E essa vinda do Geddel é, eu diria, a consolidação --junto com os outros ministros que já tem o PMDB e mais outro que vai entrar-- de uma coalizão política da qual fazem parte muitos partidos políticos, mas o PMDB, que é o maior partido dentro do Congresso Nacional, tem uma importância muito grande.
Eu estou substituindo o companheiro Pedro Brito. Eu não conhecia o Brito. O Brito, acho que era secretário-executivo do ministro Ciro Gomes, e quando o Ciro saiu para ser candidato a deputado, eu tinha conhecido o Brito em um debate sobre a questão da revitalização do rio São Francisco, e eu falei: o Brito vai ficar no Ministério até passarem as eleições. E eu acho que o companheiro Pedro Brito é daquelas figuras técnicas deste país, de que o Estado não pode prescindir. Eu penso que o Brito é daquelas figuras que, quem o conhecer e quem souber do trabalho que ele é capaz de fazer, sabe o quanto o Estado brasileiro tem gente qualificada para exercer múltiplas funções. Portanto, o Pedro Brito que se prepare, não pense que vai ter muita moleza, não, porque vai ter tarefa neste país que não acaba mais.
Mas, muito, muito obrigado, Brito, porque você deixa para o seu substituto um legado extraordinário, que foi a construção de toda a política hídrica que está incluída no PAC. Se nós conseguirmos fazer tudo aquilo que nós colocamos no PAC, eu acho que o sertão vai virar mar, sem o mar precisar virar sertão. Portanto, meus parabéns Brito, muito obrigado.
Quando eu ouvi falar no Temporão, eu li duas vezes o nome e eu falei: Temporão ou Temporal? Porque se fosse Temporal, eu teria dúvida se eu fosse convidá-lo para ser ministro da Saúde.
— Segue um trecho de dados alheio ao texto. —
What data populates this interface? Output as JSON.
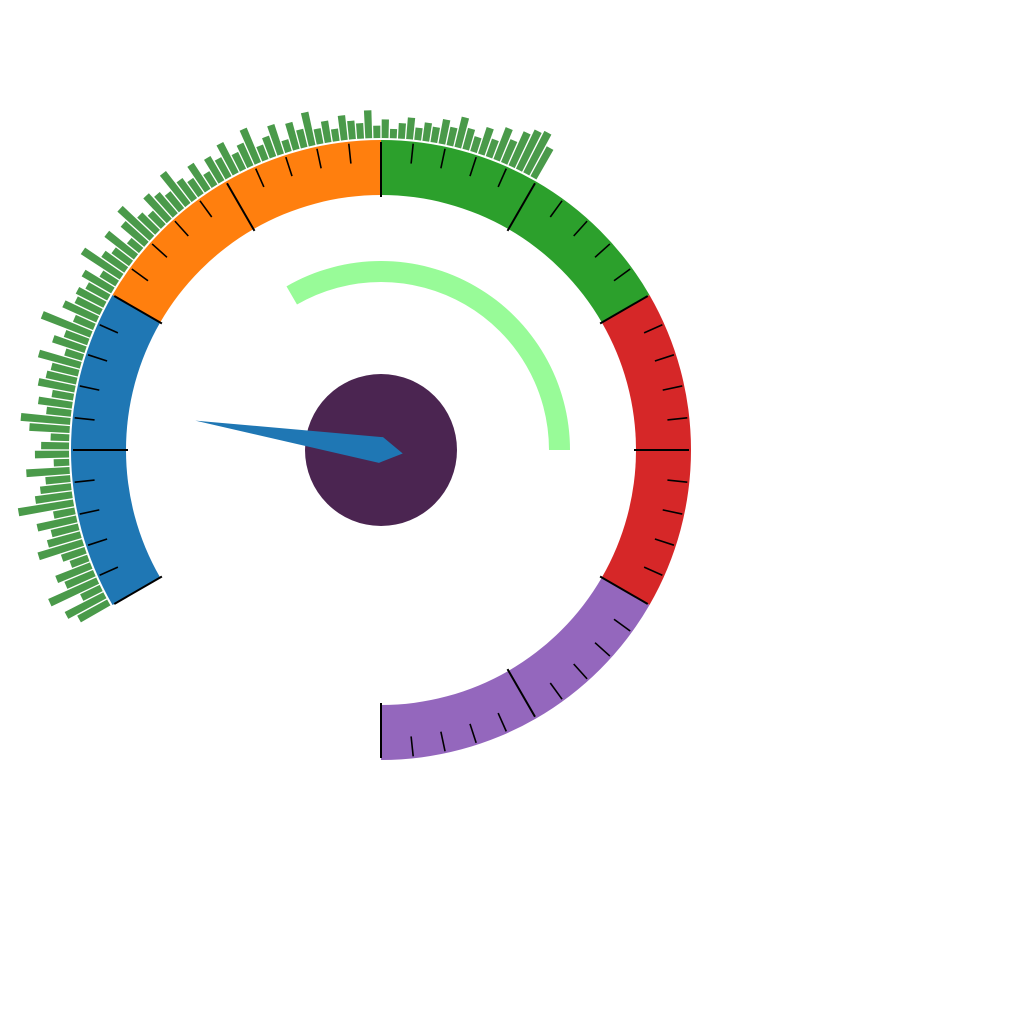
{
  "chart_data": {
    "type": "gauge",
    "title": "",
    "value_min": 0,
    "value_max": 100,
    "needle_value": 13,
    "needle_color": "#1f77b4",
    "hub_color": "#4b2551",
    "highlight_band": {
      "from": 30,
      "to": 70,
      "color": "#98fb98"
    },
    "segments": [
      {
        "from": 0,
        "to": 20,
        "color": "#1f77b4"
      },
      {
        "from": 20,
        "to": 40,
        "color": "#ff7f0e"
      },
      {
        "from": 40,
        "to": 60,
        "color": "#2ca02c"
      },
      {
        "from": 60,
        "to": 80,
        "color": "#d62728"
      },
      {
        "from": 80,
        "to": 100,
        "color": "#9467bd"
      }
    ],
    "major_tick_step": 10,
    "minor_tick_step": 2,
    "histogram": {
      "color": "#4a9a4a",
      "values": [
        0.55,
        0.7,
        0.35,
        0.85,
        0.5,
        0.6,
        0.3,
        0.4,
        0.75,
        0.55,
        0.45,
        0.65,
        0.35,
        0.9,
        0.6,
        0.5,
        0.4,
        0.7,
        0.25,
        0.55,
        0.45,
        0.3,
        0.65,
        0.8,
        0.4,
        0.55,
        0.35,
        0.6,
        0.5,
        0.45,
        0.7,
        0.3,
        0.55,
        0.4,
        0.85,
        0.35,
        0.6,
        0.45,
        0.5,
        0.4,
        0.55,
        0.3,
        0.75,
        0.45,
        0.35,
        0.6,
        0.25,
        0.5,
        0.7,
        0.4,
        0.3,
        0.55,
        0.45,
        0.35,
        0.65,
        0.4,
        0.3,
        0.5,
        0.25,
        0.45,
        0.35,
        0.55,
        0.3,
        0.4,
        0.6,
        0.25,
        0.35,
        0.5,
        0.2,
        0.45,
        0.3,
        0.55,
        0.25,
        0.35,
        0.2,
        0.4,
        0.3,
        0.25,
        0.45,
        0.2,
        0.3,
        0.15,
        0.25,
        0.35,
        0.2,
        0.3,
        0.25,
        0.4,
        0.3,
        0.5,
        0.35,
        0.25,
        0.45,
        0.3,
        0.55,
        0.4,
        0.6,
        0.7,
        0.75,
        0.55
      ]
    }
  }
}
O Saraiva, quando deixou o Ministério, eu indiquei o Agenor, que era o seu secretário-executivo, companheiro da mais alta qualificação técnica, companheiro, como todo bom mineiro, cauteloso, criterioso, tranqüilo nas suas tomadas de decisão. E eu sou profundamente grato ao um ano e pouco que o nosso companheiro Agenor ficou no Ministério da Saúde. Ontem, eu já ouvi pessoas dizerem: "mas eu gostava tanto do Agenor." Eu falei: é assim mesmo, quando as pessoas estão saindo vocês vão descobrindo que vocês deviam gostar durante o tempo inteiro. Esse é um problema, um país que tem a quantidade de quadros que tem é como um time de futebol no tempo do Botafogo de Garrincha, de Didi; do Santos de Durval, Mengálvio; do Flamengo de Zico, Nunes, não sei quem, ou seja, aqui você tira um bom e tem outro bom para entrar, você não piora a qualidade do time, às vezes você aperfeiçoa a qualidade do time, na mudança apenas da tática que o técnico tem que fazer.
Eu sou grato, mas grato de coração, ao nosso querido companheiro Agenor. E quero dizer Agenor, que um técnico como você, esteja onde estiver, certamente estará contribuindo com a Saúde, contribuindo com o Brasil, porque é essa a função que o destino entregou a você. Gracias, meu querido, e boa sorte.
E o companheiro Temporão, eu também não vou falar bem dele, apenas dizer para vocês que tem... É engraçado, não são muitas as pessoas que conseguem se transformar em unanimidade. Eu acho que o companheiro Temporão, eu não diria que é unanimidade, mas é quase unanimidade na área da Saúde. Todos os ministros que passaram pela Saúde sempre falavam: "o Temporão é um quadro excepcional, o Temporão é um quadro extraordinário, o Temporão é isso." E não é só o pessoal da rede pública, não, é o pessoal dos hospitais particulares mais nobres deste país que diz: "olha, se você escolher o Temporão, você está escolhendo um grande cara." Pois bem, agora chegou a hora, meu caro. Se na teoria você parecia tudo isso, agora vamos dar o "pepino" da Saúde para você administrar.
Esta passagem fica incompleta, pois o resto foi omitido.